A mass vaccination programme is getting under way in the Philippines to immunise children affected by Typhoon Haiyan.
Around 33,000 children are being vaccinated against measles and polio, starting in evacuation centres in the devastated city of Tacloban and other hard-hit areas.
The World Health Organisation said children who have been made homeless or who are living in temporary shelter are at particular risk of contracting infectious diseases.
WHO Representative in the Philippines Dr Julie Hall said: "Measles can be deadly, especially in young children."
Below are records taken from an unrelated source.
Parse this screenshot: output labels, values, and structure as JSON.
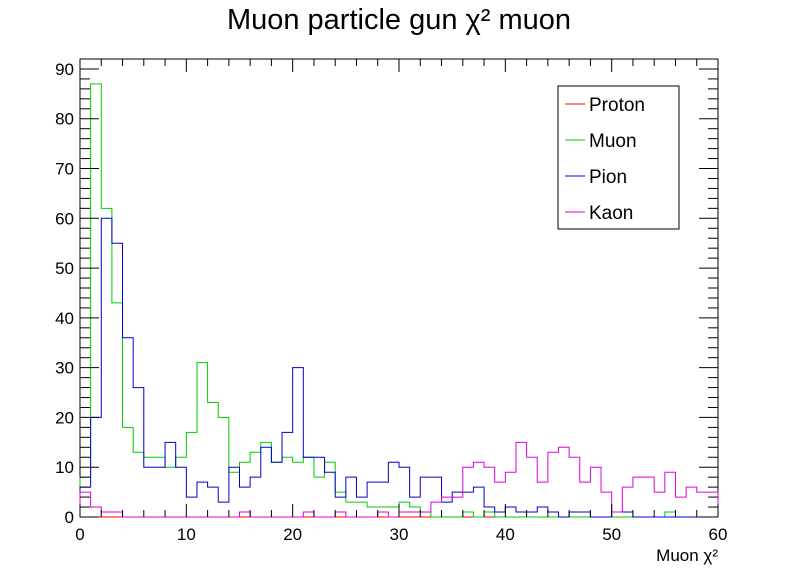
{
  "chart_data": {
    "type": "histogram",
    "title": "Muon particle gun χ² muon",
    "xlabel": "Muon χ²",
    "ylabel": "",
    "xlim": [
      0,
      60
    ],
    "ylim": [
      0,
      92
    ],
    "bin_width": 1,
    "x_ticks": [
      "0",
      "10",
      "20",
      "30",
      "40",
      "50",
      "60"
    ],
    "y_ticks": [
      "0",
      "10",
      "20",
      "30",
      "40",
      "50",
      "60",
      "70",
      "80",
      "90"
    ],
    "legend_position": "top-right",
    "series": [
      {
        "name": "Proton",
        "color": "#ff0000",
        "values": [
          0,
          0,
          0,
          0,
          0,
          0,
          0,
          0,
          0,
          0,
          0,
          0,
          0,
          0,
          0,
          0,
          0,
          0,
          0,
          0,
          0,
          0,
          0,
          0,
          0,
          0,
          0,
          0,
          0,
          0,
          0,
          0,
          0,
          0,
          0,
          0,
          0,
          0,
          0,
          0,
          0,
          0,
          0,
          0,
          0,
          0,
          0,
          0,
          0,
          0,
          0,
          0,
          0,
          0,
          0,
          0,
          0,
          0,
          0,
          0
        ]
      },
      {
        "name": "Muon",
        "color": "#00cc00",
        "values": [
          8,
          87,
          62,
          43,
          18,
          13,
          12,
          12,
          10,
          12,
          17,
          31,
          23,
          20,
          9,
          11,
          13,
          15,
          11,
          12,
          11,
          12,
          8,
          11,
          5,
          3,
          3,
          2,
          2,
          2,
          3,
          2,
          1,
          0,
          0,
          0,
          1,
          0,
          1,
          0,
          0,
          0,
          0,
          0,
          0,
          0,
          0,
          0,
          0,
          0,
          0,
          0,
          0,
          0,
          0,
          1,
          0,
          0,
          0,
          0
        ]
      },
      {
        "name": "Pion",
        "color": "#0000cc",
        "values": [
          6,
          20,
          60,
          55,
          36,
          26,
          10,
          10,
          15,
          10,
          4,
          7,
          6,
          3,
          10,
          6,
          8,
          14,
          11,
          17,
          30,
          12,
          12,
          9,
          4,
          8,
          4,
          7,
          7,
          11,
          10,
          4,
          8,
          8,
          3,
          5,
          5,
          6,
          2,
          1,
          2,
          1,
          1,
          2,
          1,
          0,
          1,
          1,
          0,
          0,
          1,
          1,
          0,
          0,
          0,
          0,
          0,
          0,
          0,
          0
        ]
      },
      {
        "name": "Kaon",
        "color": "#dd00dd",
        "values": [
          5,
          2,
          1,
          1,
          0,
          0,
          0,
          0,
          0,
          0,
          0,
          0,
          0,
          0,
          0,
          1,
          0,
          0,
          0,
          0,
          0,
          1,
          0,
          0,
          1,
          0,
          0,
          0,
          1,
          0,
          1,
          1,
          1,
          3,
          4,
          4,
          10,
          11,
          10,
          7,
          9,
          15,
          12,
          7,
          13,
          14,
          12,
          7,
          10,
          5,
          1,
          6,
          8,
          8,
          5,
          9,
          4,
          6,
          5,
          5
        ]
      }
    ]
  }
}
UNICEF medics are also assessing the risk of diseases in the numerous temporary shelters, where typhoon survivors have been camping out for more than two weeks.
Chinese medics have set up a field hospital in Tacloban to treat injured and ill survivors.
More than 5,200 people were killed when one of the world’s largest storms made landfall on 8 November.
It is believed that up to 4.4 million people have been displaced by Haiyan.
The UN has said life-saving assistance is still urgently needed, particularly food, water and shelter due to limited access and lack of long-term supplies.
It said it needs to raise over €300m to address those needs.
The relief effort has been aided by the arrival in the area of British carrier HMS Illustrious.
The ship is carrying around 500 tonnes of aid that includes 12,500 blankets, 20,000 candles and 30,000 rice bags.
It also has thousands of vegetable tins, shelter kits, jerry cans and water carriers.
Seven helicopters are on board to help get the aid quickly into remote areas, Britain's Ministry of Defence said in a statement.
The carrier was around the Horn of Africa on counter-piracy operations when it was re-tasked with the humanitarian aid operation.